We contrast the behavior of the Pharisees with that of the Canaanite woman. This woman is an outsider to God’s people as much as the Pharisees are insiders. She is one who eats unclean food and does not ritually wash her hands, one who is considered little more than a dog in the eyes of some. But just as the Pharisees’ words reveal what is in their heart, so the words of the woman reveal what is in her heart. She pleads for her daughter and refuses to take no for an answer. Her faith looks not at her marginal status but at her daughter’s need and God’s superabundance of mercy. And she names Jesus ‘Lord, Son of David,’ she understands that Jesus is God’s Son, the one through whom God saves.


And who do we have in the middle? As usual, the disciples are those who are seemingly clueless. But they at least have the curiosity to ask Jesus what he means.
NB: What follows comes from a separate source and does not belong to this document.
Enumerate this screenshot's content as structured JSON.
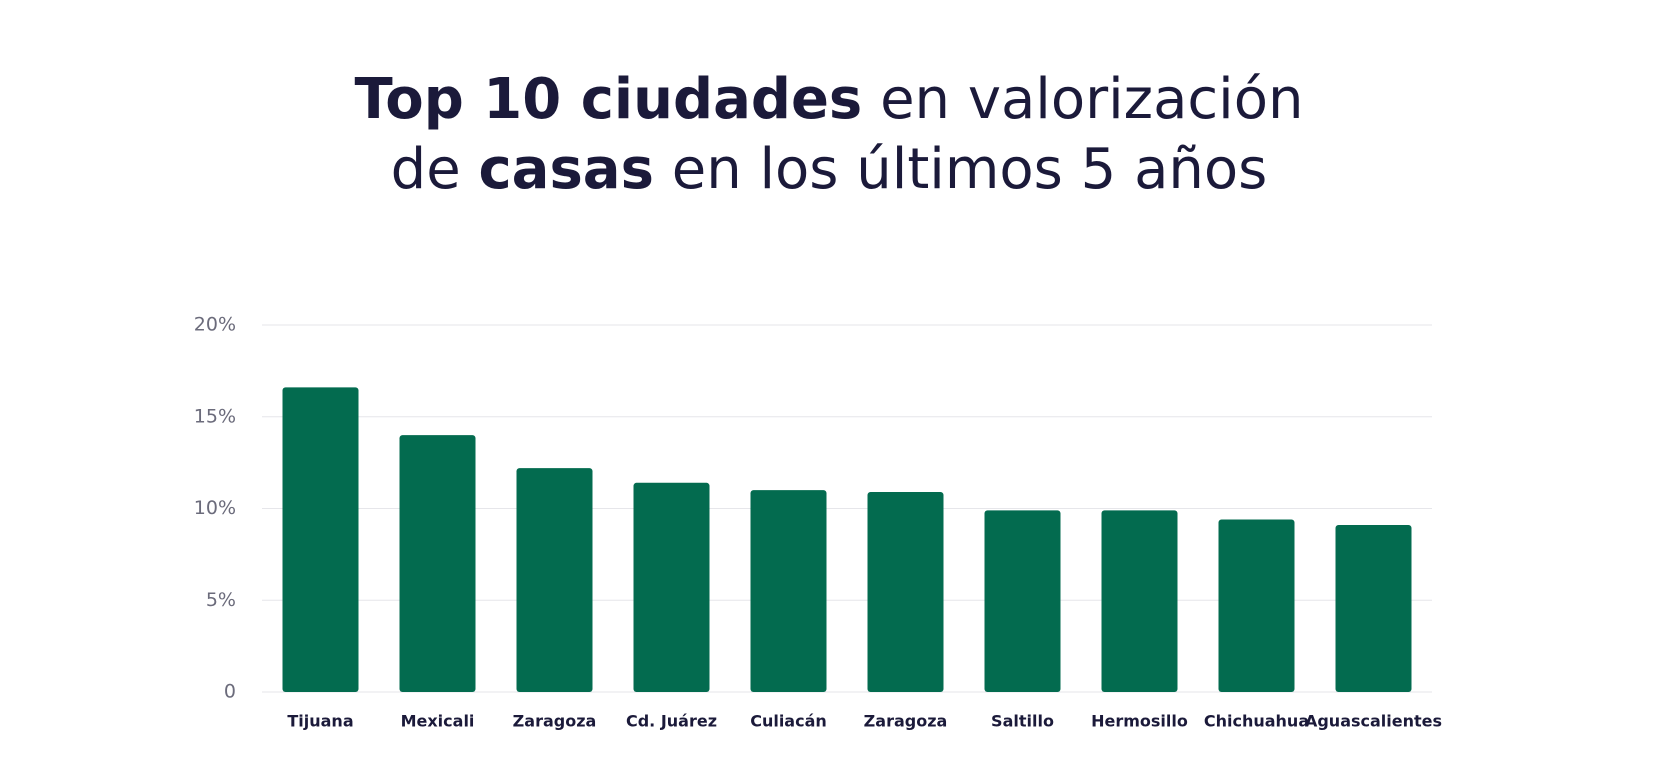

They know that they do not understand and need his help understanding. But even after he explains that it is both faith and sin that comes from the heart, they still don’t get it. This is shown in their words to Jesus when the Canaanite woman keeps shouting for help even though Jesus has not answered. ‘Send her away,’ they say. Just as in the previous chapter, they are those of little faith.


The group of Pharisees, the Canaanite woman, the disciples. All three are revealed by their words. The group of Pharisees their unwillingness to learn, the words of the woman the faith of her heart, and the disciples their desire for faith and their need for further conversion. But what of the words of the fourth character in this story? What of the words of Jesus?
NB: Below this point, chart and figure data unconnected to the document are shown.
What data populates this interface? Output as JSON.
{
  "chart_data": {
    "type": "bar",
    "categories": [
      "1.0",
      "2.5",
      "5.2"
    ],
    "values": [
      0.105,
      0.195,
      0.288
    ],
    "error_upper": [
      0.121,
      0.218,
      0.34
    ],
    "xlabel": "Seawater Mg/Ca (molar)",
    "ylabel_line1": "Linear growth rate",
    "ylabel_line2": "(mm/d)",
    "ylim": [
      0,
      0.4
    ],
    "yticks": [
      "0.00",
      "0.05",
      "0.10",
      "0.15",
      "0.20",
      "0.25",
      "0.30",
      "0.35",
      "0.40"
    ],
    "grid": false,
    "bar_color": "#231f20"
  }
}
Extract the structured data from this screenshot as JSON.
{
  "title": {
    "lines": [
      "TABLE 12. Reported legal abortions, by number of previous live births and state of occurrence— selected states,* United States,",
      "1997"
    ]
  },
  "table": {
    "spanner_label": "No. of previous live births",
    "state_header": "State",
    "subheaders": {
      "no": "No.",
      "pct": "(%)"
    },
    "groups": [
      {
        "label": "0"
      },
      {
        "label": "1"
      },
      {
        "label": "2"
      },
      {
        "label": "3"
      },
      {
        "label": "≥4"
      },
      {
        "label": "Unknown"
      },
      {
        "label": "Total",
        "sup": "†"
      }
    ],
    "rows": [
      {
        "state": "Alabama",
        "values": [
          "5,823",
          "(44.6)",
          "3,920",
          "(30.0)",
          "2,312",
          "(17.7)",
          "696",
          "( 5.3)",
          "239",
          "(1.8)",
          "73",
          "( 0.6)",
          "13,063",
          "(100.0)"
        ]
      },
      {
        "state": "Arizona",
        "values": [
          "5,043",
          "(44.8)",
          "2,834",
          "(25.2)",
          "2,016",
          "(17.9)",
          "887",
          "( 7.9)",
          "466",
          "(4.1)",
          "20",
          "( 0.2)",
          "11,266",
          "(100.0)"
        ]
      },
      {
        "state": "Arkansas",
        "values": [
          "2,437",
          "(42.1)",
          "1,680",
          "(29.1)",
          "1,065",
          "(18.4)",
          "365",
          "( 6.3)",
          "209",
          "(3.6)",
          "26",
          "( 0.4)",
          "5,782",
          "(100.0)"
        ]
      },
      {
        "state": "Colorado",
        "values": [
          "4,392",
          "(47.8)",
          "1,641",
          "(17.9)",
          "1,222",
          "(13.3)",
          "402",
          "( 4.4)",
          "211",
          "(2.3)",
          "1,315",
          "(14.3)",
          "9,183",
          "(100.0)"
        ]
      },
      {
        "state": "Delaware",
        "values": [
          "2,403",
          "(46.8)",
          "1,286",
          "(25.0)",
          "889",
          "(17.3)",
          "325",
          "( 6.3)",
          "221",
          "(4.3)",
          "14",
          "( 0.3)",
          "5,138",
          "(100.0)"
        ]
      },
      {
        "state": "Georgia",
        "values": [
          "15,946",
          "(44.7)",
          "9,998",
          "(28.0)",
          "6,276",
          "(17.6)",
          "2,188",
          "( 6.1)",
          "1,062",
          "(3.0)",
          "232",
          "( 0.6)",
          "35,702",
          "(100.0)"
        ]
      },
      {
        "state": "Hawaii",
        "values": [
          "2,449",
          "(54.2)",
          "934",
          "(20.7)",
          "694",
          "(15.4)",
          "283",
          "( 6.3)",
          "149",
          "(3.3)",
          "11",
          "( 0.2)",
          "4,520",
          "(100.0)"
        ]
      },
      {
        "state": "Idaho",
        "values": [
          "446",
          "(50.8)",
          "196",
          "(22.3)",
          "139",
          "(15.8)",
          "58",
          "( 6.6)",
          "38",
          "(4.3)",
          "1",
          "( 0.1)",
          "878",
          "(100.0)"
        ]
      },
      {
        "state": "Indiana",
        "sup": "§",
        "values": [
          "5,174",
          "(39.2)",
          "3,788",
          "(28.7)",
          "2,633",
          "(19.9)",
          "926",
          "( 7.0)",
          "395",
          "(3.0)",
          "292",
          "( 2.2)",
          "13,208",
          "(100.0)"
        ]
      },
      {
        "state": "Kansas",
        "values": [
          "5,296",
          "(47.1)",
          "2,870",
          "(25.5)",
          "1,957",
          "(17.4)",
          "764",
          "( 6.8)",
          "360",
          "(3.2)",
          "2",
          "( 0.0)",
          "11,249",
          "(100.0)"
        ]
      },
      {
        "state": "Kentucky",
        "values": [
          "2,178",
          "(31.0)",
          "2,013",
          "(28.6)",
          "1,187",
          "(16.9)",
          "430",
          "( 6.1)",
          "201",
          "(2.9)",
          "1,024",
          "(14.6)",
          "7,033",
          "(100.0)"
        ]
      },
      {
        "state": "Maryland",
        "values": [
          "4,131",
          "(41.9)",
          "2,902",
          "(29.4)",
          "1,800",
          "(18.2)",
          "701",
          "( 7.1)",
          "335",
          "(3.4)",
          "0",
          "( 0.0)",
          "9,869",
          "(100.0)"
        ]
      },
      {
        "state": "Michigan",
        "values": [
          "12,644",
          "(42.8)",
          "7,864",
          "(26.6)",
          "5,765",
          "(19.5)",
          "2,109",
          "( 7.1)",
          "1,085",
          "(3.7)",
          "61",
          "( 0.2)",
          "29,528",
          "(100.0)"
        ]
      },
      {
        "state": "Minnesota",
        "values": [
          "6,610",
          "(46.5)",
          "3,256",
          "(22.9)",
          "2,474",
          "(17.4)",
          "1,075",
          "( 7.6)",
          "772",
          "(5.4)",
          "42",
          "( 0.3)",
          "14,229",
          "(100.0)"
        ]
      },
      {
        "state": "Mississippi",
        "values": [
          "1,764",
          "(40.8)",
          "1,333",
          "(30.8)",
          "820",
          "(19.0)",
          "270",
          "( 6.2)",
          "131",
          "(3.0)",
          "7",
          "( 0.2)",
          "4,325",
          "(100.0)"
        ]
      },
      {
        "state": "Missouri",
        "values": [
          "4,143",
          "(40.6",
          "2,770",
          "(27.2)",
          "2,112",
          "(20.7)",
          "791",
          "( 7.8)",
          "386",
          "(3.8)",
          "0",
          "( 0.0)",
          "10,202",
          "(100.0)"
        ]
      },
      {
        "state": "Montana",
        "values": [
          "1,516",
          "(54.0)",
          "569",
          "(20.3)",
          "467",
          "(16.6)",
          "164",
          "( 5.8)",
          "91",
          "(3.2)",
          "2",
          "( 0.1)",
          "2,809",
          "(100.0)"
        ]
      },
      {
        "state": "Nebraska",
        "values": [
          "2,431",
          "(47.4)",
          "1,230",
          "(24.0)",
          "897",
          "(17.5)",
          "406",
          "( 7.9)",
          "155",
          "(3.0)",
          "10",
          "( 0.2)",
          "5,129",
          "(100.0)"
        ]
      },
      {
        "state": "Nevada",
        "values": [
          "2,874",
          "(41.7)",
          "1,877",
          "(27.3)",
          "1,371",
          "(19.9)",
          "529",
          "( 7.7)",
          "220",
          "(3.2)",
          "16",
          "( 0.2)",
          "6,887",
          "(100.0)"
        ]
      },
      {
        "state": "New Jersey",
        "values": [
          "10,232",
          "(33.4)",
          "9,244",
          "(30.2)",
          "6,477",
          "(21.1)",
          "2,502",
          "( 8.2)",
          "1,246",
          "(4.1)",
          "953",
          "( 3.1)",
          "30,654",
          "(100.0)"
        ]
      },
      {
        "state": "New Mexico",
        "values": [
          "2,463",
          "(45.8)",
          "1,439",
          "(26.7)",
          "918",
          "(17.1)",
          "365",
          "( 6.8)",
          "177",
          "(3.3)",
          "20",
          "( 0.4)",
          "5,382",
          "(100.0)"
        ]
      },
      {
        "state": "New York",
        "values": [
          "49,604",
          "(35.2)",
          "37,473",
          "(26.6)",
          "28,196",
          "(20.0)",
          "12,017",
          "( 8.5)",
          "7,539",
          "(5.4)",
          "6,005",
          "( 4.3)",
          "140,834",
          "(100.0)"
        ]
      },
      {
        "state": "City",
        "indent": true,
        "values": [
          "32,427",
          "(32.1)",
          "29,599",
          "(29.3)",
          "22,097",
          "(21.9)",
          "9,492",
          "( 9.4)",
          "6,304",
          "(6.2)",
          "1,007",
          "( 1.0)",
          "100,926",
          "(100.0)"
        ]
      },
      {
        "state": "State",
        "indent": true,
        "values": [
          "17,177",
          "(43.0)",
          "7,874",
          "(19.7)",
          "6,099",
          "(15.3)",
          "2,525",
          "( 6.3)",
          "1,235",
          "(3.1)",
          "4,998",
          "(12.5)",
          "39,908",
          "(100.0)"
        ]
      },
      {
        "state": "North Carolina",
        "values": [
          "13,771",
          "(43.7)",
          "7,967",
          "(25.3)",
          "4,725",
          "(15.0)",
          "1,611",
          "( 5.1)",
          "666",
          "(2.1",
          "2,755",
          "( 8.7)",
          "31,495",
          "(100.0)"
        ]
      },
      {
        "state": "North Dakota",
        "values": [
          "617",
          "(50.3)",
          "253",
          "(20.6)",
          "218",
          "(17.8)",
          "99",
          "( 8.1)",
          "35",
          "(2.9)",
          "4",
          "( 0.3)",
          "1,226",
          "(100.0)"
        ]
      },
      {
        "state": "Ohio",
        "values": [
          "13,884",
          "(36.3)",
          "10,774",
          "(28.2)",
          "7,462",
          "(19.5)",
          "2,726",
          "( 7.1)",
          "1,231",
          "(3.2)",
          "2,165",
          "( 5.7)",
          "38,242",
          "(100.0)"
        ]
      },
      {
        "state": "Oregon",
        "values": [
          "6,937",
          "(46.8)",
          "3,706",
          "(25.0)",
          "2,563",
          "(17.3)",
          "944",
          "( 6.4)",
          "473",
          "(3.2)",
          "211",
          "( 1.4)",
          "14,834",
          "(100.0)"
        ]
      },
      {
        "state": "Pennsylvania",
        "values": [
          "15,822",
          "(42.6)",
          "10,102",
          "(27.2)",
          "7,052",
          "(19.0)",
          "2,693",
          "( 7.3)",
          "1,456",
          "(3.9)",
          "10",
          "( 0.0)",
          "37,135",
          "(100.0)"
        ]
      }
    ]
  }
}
‘What comes out of the mouth proceeds from the heart.’ Jesus’ words are from the heart of God. We have in Jesus’ pronouncement against the group of Pharisees God’s judgment against all false religion which does not identify true religious observance with faith from the heart. We have in Jesus’ teaching to the disciples the patient work of the Holy Spirit as the Spirit seeks to work in us a deep conversion. And we have in his words to the woman, ‘Great is your faith! Let it be done to you as you wish,’ and his healing of her daughter, the availability of God’s mercy for all. God’s judgment, God’s patient understanding, God’s mercy. In Jesus’ words we see into the heart of God.


And yet what are we to do with Jesus’ initial refusal to answer the woman, and even more with his words to her about the difference between beloved children and mangy mutts? Do these words reveal his heart? These words are opaque and hard to understand. We might ‘take offense’ at them. And yet this incident reveals something to us. They reveal both God’s eternal choosing the house of Israel and his mercy upon all who come to him in faith through Jesus, the King of Israel. The heart of God elects his people and calls all peoples. The heart of God has room for both Jews and Gentiles, in fact the heart of God has room for all people. The words of Jesus that ring in the woman’s ears for as long as she lives are not about children and dogs but about faith and mercy.


And this story is also the concrete example of the abstract teaching about faith which Jesus wants to communicate to his disciples. The one you should imitate is not the secure insider who takes offense at every little thing. The one you should imitate is the one who comes begging for even the scraps of God’s mercy.

For if ‘what comes out of the mouth proceeds from the heart,’ then the words of the woman, ‘Have mercy, Lord, help me’ is the heart that God desires.


We are disciples of Jesus Christ. The angry words of taking offense we sometimes speak reveal to us that the old self is still hanging around. They reveal to us our ‘little faith,’ that we have yet much to learn, that the Holy Spirit yet has work to do with us. And yet in baptism into Christ we are called children of God and called to the life of asking for mercy and showing mercy. May these words sink down into our hearts, so that in asking faithfully from pure hearts we may please our heavenly Father, who delights in giving us far more than we can ask or imagine.